Not only is the PrEP cascade a way to track progress, but “there might be places that are blind spots” to health-care providers, where people fall off the cascade and that we need to learn more about, Dr. Scott says. “It’s not always just a personal decision. Often it’s insurance losses or a job change, or somebody loses their job, and they might lose access to health care.
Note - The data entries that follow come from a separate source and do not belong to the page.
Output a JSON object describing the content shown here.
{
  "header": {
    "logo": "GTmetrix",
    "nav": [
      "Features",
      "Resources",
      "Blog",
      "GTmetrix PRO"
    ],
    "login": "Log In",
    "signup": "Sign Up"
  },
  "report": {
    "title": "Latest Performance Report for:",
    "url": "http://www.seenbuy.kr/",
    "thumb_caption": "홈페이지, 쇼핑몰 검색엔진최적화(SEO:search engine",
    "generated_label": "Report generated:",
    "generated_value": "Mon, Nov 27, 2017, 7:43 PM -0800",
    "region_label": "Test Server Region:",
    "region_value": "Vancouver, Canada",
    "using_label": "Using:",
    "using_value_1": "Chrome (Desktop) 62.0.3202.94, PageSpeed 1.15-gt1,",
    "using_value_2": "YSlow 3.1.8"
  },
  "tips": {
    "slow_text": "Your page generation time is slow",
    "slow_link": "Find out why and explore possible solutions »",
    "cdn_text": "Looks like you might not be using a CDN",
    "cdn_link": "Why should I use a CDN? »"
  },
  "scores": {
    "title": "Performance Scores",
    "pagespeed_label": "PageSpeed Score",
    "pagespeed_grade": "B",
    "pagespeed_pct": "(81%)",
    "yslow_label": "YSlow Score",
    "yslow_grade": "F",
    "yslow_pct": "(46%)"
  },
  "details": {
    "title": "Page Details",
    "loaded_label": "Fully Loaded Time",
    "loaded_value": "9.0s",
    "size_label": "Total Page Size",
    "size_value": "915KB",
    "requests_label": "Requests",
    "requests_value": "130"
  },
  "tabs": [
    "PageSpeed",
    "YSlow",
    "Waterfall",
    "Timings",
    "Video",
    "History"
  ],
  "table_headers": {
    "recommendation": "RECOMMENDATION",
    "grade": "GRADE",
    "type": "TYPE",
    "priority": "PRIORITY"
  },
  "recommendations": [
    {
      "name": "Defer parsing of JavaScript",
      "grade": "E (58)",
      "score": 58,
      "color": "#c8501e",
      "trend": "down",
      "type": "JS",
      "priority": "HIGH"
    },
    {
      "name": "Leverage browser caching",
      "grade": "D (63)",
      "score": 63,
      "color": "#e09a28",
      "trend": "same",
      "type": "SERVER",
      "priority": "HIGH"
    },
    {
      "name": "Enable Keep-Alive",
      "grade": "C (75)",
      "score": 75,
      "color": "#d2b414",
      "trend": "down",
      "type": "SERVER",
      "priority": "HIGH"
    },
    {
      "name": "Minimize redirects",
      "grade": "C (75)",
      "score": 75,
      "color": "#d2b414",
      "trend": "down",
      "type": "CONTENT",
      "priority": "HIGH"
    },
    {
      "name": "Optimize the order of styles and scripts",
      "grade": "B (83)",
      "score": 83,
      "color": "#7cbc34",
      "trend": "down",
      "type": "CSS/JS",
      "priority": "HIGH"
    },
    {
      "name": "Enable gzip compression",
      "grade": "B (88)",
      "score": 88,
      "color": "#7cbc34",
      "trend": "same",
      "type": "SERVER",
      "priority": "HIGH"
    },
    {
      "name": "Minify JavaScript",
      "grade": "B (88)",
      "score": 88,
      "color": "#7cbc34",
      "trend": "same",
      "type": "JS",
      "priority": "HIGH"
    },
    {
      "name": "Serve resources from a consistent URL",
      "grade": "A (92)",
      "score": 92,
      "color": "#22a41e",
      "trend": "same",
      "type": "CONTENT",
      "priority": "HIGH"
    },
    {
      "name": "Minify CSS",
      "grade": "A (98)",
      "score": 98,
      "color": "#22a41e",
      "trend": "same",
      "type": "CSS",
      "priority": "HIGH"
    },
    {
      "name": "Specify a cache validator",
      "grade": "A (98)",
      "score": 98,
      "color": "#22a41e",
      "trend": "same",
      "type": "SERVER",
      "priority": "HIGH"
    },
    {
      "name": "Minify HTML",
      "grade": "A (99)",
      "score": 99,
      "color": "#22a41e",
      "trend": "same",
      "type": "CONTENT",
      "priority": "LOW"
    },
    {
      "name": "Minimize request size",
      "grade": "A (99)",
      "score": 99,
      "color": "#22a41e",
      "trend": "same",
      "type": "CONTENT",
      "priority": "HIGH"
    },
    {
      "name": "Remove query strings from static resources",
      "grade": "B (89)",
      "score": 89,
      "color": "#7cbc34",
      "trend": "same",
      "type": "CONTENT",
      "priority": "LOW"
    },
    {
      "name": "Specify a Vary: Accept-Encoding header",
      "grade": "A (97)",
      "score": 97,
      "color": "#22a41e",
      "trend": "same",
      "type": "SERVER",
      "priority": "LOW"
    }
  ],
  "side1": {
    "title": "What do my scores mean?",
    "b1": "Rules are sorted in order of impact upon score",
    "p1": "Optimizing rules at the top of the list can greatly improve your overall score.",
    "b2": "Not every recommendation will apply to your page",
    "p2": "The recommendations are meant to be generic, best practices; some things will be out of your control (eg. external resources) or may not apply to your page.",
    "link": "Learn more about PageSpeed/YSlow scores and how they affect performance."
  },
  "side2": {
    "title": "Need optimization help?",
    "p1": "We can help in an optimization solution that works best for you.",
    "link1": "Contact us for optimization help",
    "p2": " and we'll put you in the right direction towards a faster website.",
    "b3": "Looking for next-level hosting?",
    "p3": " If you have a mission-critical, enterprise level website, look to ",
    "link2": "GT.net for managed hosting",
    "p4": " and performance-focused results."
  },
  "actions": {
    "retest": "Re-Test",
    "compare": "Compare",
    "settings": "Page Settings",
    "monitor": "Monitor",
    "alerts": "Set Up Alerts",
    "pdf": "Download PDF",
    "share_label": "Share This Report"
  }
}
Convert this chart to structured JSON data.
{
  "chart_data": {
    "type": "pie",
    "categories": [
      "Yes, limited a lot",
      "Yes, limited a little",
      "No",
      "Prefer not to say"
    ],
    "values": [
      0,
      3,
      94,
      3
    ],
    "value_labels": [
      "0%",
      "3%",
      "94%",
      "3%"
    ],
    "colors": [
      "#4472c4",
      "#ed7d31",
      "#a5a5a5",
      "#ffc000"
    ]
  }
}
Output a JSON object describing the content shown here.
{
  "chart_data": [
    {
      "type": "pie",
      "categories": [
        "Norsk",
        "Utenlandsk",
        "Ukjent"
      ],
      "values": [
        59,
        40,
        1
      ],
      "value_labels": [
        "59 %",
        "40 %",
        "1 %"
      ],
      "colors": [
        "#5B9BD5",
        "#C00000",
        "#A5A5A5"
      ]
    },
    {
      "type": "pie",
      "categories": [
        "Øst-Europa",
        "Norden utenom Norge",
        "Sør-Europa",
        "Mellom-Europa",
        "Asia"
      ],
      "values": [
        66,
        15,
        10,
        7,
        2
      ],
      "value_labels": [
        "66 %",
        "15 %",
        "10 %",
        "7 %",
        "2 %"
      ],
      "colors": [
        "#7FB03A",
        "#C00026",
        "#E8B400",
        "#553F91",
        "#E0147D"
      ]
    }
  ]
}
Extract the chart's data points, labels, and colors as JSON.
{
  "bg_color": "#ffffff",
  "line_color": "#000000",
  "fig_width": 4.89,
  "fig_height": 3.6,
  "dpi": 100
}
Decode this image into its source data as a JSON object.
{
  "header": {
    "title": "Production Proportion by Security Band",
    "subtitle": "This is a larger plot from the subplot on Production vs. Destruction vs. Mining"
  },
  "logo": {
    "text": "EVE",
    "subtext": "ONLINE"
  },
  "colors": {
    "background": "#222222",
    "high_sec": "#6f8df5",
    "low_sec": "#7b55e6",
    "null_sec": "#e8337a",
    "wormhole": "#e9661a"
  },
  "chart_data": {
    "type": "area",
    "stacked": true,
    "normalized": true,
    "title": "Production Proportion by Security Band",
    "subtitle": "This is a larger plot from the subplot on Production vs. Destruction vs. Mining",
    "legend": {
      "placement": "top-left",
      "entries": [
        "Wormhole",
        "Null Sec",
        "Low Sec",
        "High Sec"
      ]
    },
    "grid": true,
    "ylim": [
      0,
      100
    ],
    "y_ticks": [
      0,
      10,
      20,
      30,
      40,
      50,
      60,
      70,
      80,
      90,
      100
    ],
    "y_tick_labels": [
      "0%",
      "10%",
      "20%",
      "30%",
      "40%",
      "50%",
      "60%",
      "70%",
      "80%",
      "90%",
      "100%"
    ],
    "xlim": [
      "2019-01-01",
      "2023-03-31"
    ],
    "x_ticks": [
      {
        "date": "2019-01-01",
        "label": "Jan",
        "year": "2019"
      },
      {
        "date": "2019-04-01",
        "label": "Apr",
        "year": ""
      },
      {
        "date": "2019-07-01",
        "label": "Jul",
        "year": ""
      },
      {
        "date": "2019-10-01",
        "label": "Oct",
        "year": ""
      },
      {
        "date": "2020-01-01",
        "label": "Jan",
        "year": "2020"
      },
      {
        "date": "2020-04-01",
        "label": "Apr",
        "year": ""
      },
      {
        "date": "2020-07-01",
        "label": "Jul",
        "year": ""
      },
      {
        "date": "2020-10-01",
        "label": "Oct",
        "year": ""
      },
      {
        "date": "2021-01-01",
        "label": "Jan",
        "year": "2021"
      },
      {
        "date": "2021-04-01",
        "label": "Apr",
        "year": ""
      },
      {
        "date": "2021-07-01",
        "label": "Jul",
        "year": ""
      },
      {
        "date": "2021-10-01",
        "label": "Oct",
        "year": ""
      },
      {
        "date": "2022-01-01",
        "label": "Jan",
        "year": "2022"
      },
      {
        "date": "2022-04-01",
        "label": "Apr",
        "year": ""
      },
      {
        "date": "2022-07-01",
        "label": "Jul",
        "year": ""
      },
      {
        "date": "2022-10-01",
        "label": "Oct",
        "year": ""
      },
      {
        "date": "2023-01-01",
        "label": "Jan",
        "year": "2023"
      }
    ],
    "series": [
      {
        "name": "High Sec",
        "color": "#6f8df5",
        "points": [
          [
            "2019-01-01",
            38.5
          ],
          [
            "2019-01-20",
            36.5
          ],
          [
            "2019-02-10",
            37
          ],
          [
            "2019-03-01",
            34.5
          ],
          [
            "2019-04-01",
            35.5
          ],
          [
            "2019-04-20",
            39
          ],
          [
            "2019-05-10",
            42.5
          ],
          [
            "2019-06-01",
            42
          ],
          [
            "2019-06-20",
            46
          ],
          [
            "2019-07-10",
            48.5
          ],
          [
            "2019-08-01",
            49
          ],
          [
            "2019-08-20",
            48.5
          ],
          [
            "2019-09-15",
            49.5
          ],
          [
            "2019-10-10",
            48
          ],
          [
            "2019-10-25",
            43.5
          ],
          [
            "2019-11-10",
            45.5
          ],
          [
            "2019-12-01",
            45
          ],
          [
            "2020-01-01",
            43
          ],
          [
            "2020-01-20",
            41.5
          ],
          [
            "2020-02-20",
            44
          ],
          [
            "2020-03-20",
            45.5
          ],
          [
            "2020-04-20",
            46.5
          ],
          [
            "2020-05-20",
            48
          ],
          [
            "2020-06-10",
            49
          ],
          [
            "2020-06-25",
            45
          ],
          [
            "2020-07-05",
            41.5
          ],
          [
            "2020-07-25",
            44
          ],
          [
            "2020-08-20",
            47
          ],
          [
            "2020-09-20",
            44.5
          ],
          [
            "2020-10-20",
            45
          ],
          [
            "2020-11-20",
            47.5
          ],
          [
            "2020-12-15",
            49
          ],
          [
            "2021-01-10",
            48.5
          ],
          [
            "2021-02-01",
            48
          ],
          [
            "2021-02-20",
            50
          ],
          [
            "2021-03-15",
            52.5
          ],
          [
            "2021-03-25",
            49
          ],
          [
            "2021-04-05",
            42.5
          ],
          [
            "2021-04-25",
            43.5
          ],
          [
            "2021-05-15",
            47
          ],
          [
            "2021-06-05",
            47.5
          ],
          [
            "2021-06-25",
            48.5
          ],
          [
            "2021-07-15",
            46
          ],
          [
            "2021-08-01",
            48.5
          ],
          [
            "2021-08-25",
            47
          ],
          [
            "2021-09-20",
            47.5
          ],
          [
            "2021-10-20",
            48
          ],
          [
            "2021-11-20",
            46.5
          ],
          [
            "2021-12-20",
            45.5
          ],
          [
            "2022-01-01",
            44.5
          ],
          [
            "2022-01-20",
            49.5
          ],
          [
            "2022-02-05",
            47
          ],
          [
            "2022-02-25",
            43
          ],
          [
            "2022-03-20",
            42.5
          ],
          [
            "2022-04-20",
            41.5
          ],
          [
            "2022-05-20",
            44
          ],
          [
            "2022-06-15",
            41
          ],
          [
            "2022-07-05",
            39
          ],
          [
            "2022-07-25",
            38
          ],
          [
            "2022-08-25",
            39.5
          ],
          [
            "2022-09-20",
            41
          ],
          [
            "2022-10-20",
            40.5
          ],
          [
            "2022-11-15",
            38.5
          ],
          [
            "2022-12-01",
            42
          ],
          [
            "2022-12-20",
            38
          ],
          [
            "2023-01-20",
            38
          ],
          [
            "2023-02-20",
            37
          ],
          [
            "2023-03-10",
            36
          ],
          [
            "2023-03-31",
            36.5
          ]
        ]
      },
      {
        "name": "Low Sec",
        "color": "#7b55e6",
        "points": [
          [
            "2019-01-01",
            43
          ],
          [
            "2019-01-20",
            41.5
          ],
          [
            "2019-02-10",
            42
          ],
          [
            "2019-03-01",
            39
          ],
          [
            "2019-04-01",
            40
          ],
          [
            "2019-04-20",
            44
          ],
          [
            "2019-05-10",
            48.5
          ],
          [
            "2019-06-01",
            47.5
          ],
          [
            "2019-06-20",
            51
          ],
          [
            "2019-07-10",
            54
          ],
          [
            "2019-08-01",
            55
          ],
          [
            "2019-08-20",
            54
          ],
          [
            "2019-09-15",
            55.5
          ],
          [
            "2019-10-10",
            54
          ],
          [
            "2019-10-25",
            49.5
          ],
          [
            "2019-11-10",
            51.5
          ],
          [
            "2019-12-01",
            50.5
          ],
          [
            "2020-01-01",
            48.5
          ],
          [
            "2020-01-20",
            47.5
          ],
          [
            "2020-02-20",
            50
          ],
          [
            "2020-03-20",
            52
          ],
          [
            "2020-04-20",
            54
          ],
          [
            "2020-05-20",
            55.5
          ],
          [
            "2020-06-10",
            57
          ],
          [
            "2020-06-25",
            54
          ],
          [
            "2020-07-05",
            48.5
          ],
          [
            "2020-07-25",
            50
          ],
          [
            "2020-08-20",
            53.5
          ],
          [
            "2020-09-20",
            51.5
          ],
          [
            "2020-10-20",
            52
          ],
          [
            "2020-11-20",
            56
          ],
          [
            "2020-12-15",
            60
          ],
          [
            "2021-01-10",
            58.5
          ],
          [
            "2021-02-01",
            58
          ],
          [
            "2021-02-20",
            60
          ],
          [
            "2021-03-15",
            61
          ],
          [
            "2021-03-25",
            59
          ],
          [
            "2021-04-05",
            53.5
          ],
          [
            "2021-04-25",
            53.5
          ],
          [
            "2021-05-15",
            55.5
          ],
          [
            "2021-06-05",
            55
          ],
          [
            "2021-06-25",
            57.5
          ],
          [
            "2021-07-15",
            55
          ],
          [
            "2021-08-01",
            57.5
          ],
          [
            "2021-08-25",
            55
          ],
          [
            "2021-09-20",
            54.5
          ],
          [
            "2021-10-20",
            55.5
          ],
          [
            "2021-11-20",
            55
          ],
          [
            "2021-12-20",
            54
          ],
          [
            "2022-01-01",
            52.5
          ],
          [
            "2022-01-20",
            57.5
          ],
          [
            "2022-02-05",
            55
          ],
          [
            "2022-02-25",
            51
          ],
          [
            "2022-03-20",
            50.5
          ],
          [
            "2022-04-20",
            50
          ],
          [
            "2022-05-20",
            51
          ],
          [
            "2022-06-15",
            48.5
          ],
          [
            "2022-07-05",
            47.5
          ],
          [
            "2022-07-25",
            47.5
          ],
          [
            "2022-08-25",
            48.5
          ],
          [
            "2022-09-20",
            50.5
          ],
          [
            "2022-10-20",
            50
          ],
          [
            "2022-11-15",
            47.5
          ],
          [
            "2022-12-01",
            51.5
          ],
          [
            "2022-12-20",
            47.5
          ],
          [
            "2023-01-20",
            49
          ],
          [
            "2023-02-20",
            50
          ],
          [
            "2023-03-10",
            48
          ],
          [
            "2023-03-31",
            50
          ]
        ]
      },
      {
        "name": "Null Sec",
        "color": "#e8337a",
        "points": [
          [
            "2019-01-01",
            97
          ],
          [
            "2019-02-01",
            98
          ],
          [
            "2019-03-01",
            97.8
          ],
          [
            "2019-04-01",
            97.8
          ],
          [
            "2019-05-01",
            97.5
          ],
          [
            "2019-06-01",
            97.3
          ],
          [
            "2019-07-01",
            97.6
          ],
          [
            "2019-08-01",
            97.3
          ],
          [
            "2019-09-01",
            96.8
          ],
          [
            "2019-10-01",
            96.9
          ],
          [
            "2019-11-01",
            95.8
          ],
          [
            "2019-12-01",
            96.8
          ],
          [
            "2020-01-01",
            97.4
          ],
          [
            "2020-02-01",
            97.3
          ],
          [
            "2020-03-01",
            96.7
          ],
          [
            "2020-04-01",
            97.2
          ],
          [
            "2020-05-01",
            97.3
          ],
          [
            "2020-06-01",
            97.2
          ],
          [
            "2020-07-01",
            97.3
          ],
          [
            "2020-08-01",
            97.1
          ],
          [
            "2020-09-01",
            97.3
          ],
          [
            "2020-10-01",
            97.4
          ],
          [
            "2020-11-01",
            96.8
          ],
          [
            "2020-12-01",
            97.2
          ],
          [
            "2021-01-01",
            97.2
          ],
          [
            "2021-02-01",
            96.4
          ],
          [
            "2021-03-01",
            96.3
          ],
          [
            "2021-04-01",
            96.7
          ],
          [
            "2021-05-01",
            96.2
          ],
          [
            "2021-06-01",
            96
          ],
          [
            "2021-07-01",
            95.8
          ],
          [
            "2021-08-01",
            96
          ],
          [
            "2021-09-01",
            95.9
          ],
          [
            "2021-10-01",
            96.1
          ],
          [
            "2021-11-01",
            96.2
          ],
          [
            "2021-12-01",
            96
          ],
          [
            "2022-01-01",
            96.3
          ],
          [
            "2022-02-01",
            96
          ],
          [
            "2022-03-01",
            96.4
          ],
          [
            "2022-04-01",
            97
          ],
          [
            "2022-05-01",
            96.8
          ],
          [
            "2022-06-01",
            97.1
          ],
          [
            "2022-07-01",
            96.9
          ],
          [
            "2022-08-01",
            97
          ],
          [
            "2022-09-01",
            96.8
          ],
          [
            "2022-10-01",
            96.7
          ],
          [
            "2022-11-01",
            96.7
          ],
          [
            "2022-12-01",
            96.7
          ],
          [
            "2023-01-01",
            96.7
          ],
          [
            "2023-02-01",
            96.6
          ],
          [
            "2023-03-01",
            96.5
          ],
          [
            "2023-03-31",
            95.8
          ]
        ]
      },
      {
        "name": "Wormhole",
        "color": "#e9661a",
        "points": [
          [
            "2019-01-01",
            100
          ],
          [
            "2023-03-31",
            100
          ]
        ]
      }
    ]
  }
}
Those are very disruptive things that can happen in somebody’s life.”
By tracking an individual after he or she is initially referred for PrEP, advocates can gather information that helps them reach more people. Once that information is known, advocates can figure out what safety nets need to be put in place to ensure that those who are vulnerable don’t fall through the cracks of the system, Scott adds.
The PrEP cascade also gives organizations that are working to increase PrEP usage a place to target their efforts. “I think that there’s a focus on ensuring that Black Americans are aware of PrEP, and now that there are efforts to ensure that campaigns are representative of the community, I think that is a huge first step,” Dr. Scott says. “Using the cascade to monitor [those efforts] will be helpful.”
Tamara E. Holmes is a Washington, D.C.-based journalist who writes about health, wealth and personal growth.